In a continuation of last month's trend and another alarming development which seem to indicate that the economy is rapidly slowing, the U.S. Department of Labor came out with the September jobs report which showed that the U.S. economy only added 194,000 jobs during September. This figure fell well short of analysts' expectations that the economy would be adding around 500,000 jobs in the month.
The unemployment rate slid further to 4.8%, which was more than expectations of 5.1% although this was more due to people dropping out of the labor force. Sectors contributing to jobs growth were leisure and hospitality and services, while government jobs saw sharp cuts. Overall, the jobs report raises several, interesting questions - how much of the weak jobs number was due to elevated coronavirus fears? will this and last month's weakness in the labor market alter the Federal Reserve's timetable for tapering and eventually hiking rates? and why was there such a muted, positive impact from the expiration of unemployment benefits?
Inside the Numbers
The jobs report only raises these questions rather than answer them. The optimistic interpretation of the jobs report is that it was adversely impacted by the coronavirus, some forward-looking growth indicators like Treasury yields are moving higher, and case counts look like they have made a major peak as we are down more than 50% from recent highs. Therefore, it's possible that Q4 could see more hiring as this headwind is no longer an issue.
Additionally, the biggest loss of jobs - government at 123,000 is unlikely to repeat, while private payrolls increased by a healthier 317,000. The underwhelming report is also surprising as all anecdotal evidence indicates that employers are desperate to find workers.
Wages were a bright spot, up 0.6% on a monthly basis and 4.6% on an annual basis. Wages are now higher than they were pre-pandemic by a decent margin. However, the total available workforce remains 3.1 million short of where it was in February 2020 and it declined by 183,000 in September. It was expected that this would expand given the expiration of enhanced unemployment benefits.

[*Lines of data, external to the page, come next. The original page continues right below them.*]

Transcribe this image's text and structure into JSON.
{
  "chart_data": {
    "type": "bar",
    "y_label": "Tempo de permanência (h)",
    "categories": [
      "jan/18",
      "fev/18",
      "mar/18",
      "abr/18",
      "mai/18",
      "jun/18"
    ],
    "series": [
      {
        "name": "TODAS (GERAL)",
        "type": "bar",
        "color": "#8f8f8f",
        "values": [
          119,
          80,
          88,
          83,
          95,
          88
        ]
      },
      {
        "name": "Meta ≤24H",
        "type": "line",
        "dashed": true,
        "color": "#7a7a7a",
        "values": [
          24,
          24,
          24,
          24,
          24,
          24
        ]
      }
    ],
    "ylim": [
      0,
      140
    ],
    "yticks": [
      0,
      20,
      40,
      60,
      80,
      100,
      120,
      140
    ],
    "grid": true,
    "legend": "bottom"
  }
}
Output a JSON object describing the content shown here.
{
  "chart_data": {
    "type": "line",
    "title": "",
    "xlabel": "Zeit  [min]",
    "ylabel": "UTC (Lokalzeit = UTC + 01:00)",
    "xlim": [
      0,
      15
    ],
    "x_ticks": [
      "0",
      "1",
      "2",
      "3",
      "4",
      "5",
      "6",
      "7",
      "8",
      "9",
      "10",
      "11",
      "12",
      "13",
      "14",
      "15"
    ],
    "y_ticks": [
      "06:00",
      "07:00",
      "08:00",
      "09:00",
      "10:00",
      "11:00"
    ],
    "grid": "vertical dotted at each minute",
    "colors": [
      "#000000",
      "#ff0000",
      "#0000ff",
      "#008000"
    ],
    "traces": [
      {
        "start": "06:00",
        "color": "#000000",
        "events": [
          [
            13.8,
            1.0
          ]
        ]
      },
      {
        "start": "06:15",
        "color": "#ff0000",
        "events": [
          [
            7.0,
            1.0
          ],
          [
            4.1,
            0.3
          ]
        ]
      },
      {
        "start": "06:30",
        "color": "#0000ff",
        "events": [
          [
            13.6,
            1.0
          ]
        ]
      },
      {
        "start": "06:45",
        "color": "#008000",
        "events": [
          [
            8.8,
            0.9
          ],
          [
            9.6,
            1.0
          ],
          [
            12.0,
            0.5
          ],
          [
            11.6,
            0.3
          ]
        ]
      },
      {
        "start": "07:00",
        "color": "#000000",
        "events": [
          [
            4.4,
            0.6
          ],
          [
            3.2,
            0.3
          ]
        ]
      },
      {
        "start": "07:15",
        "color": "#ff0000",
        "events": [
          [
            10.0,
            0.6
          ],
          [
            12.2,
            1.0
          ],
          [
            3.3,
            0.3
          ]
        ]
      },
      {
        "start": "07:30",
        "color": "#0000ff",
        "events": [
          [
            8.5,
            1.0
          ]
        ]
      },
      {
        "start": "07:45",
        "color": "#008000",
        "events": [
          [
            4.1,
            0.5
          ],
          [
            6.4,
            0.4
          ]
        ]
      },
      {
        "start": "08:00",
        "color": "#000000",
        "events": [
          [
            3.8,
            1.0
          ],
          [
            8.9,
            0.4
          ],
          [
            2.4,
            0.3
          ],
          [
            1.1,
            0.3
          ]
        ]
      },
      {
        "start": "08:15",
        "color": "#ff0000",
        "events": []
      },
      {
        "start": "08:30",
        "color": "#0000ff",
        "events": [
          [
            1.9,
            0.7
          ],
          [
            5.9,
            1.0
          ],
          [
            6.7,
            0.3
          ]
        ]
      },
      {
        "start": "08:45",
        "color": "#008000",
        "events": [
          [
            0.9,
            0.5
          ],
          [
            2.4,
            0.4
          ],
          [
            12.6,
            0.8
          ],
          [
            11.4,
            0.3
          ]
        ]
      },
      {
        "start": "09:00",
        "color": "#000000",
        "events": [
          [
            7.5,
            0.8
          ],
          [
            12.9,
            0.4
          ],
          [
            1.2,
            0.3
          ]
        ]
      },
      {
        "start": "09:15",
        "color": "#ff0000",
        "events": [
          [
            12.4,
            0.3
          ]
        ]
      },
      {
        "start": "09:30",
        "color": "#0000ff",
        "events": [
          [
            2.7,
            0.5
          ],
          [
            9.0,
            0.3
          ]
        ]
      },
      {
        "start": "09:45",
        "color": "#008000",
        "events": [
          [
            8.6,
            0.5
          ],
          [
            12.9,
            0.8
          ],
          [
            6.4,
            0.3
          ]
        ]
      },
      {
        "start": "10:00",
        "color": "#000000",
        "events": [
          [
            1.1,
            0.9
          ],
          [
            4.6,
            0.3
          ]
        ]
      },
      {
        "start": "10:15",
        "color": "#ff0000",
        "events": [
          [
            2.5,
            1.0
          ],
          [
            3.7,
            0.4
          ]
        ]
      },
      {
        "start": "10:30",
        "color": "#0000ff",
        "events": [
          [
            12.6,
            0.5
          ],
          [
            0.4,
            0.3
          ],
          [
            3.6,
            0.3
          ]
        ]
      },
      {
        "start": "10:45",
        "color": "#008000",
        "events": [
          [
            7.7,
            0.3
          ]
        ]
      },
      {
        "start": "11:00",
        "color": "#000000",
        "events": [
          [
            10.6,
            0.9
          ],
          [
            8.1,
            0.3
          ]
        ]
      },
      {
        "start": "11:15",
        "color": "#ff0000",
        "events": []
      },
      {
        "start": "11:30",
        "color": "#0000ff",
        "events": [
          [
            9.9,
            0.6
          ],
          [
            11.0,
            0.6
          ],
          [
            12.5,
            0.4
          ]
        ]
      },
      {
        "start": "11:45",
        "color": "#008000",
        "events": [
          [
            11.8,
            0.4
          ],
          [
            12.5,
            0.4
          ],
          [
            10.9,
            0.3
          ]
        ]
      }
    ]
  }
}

Some reopening tailwinds were evident in the report with leisure and hospitality adding 74,000 positions and the unemployment rate for the sector falling to 7.7% from 9.1%. Services added 60,000 jobs and retail gained 54,000. Due to seasonal adjustments, we saw local government education jobs decline by 144,000.
Another factor is that the survey week came just when coronavirus cases were parking at around 180,000 per day. Currently, the measure is around 80,000.
Stock Price Impact
Despite the miss, stocks were mostly unchanged with Treasury yields finishing higher on the day. Currently, the market is bouncing off its 4,300 low and 3.2% off from it's all-time highs.